Under the president's plan to ease student loans, some student borrowers will be able limit their monthly loan repayments to 10% of their discretionary income. This will likely begin from next year onwards. The plan covers an estimated 1.6 million borrowers. However, persons who choose a low monthly repayment plan must understand that this also means a longer repayment term.

Another part of the plan that California bankruptcy attorneys find particularly encouraging is that the remainder of the loan may be forgiven after twenty years of repayment. Currently, persons may have their loans forgiven after twenty-five years. Persons in some jobs like nonprofits could even have loans forgiven after ten years.

President Obama's plan will also allow borrowers to consolidate loans through the Direct Loan Program. This will allow them to get an interest reduction of .25% on the Federal Family Education Loans, as well as another .25% savings on interest on the consolidated balance.

The plan will also allow students to compare and review loan packages before they make a decision. Further, under the President’s plan to tackle student debt and encourage entrepreneurship, Gen Y Capital Partners will meet the monthly student loan payments of entrepreneurs, who have entered a federal loan repayment program and started a new business.

Student debt in this country has already reached crisis proportions, not just because of rising tuition fees, but also because students now graduate with massive amounts of debt, but few employment prospects. In the current economic situation, it would be suicidal to ignore this problem until it balloons to critical levels.

Study Finds That Credit Limits at 1970s Levels Could Have Avoided Bankruptcies

Monday, October 31, 2011

Analyzing the results of a new study conducted by the University of Iowa may seem to Los Angeles bankruptcy lawyers like locking the barn doors after the horses have bolted. The study finds that up to 25% of Americans who filed for bankruptcy in 2007 might have been able to avoid bankruptcy if credit limits were still at the levels they were in the 1970s.
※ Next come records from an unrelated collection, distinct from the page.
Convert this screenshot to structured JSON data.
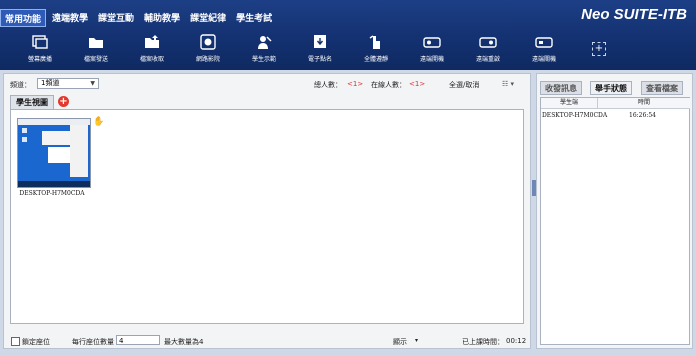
{
  "menu": {
    "tabs": [
      "常用功能",
      "遠端教學",
      "課堂互動",
      "輔助教學",
      "課堂紀律",
      "學生考試"
    ],
    "active_index": 0
  },
  "brand": "Neo SUITE-ITB",
  "toolbar": {
    "items": [
      {
        "label": "螢幕廣播",
        "icon": "screen-broadcast-icon"
      },
      {
        "label": "檔案發送",
        "icon": "folder-send-icon"
      },
      {
        "label": "檔案收取",
        "icon": "folder-receive-icon"
      },
      {
        "label": "網路影院",
        "icon": "media-play-icon"
      },
      {
        "label": "學生示範",
        "icon": "student-demo-icon"
      },
      {
        "label": "電子點名",
        "icon": "roll-call-icon"
      },
      {
        "label": "全體遵靜",
        "icon": "silence-icon"
      },
      {
        "label": "遠端開機",
        "icon": "remote-on-icon"
      },
      {
        "label": "遠端重啟",
        "icon": "remote-restart-icon"
      },
      {
        "label": "遠端關機",
        "icon": "remote-off-icon"
      }
    ],
    "add_icon": "add-tool-icon"
  },
  "controls": {
    "channel_label": "頻道：",
    "channel_value": "1頻道",
    "total_label": "總人數：",
    "total_value": "<1>",
    "online_label": "在線人數：",
    "online_value": "<1>",
    "select_all": "全選/取消"
  },
  "view": {
    "tab_label": "學生視圖",
    "students": [
      {
        "name": "DESKTOP-H7M0CDA"
      }
    ]
  },
  "bottom": {
    "lock_label": "鎖定座位",
    "per_row_label": "每行座位數量",
    "per_row_value": "4",
    "max_label": "最大數量為4",
    "display_label": "顯示",
    "elapsed_label": "已上課時間：",
    "elapsed_value": "00:12"
  },
  "right": {
    "tabs": [
      "收發訊息",
      "舉手狀態",
      "查看檔案"
    ],
    "active_index": 1,
    "columns": [
      "學生端",
      "時間"
    ],
    "rows": [
      {
        "student": "DESKTOP-H7M0CDA",
        "time": "16:26:54"
      }
    ]
  }
}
The study was conducted by a University of Iowa sociology professor. According to the study, when you look at the number of people who filed for bankruptcy since the housing crisis hit in 2007, and look back at numbers from the 1970s, it is apparent that many of these people would not have been in this position if credit limits were still at 1970s levels.

Back in the ‘70s, a person could not get a mortgage of more than 30% of his or her income. Car buyers could not take out a car loan that required monthly installment payments of more than 10% of their income. In other words, people were loaned money based on their capacity to pay back.

As any Los Angeles bankruptcy attorney knows, things changed dramatically over the next couple of decades. Banks began lending money indiscriminately to people who could not afford to pay back these loans. Banks then immediately started selling off those loans in order to protect themselves.

Many of the people who took loans in 2007, when the housing bubble was at its peak, were high-risk borrowers whose chances of paying back the loans were slim. This has resulted in thousands of foreclosures over the past three years.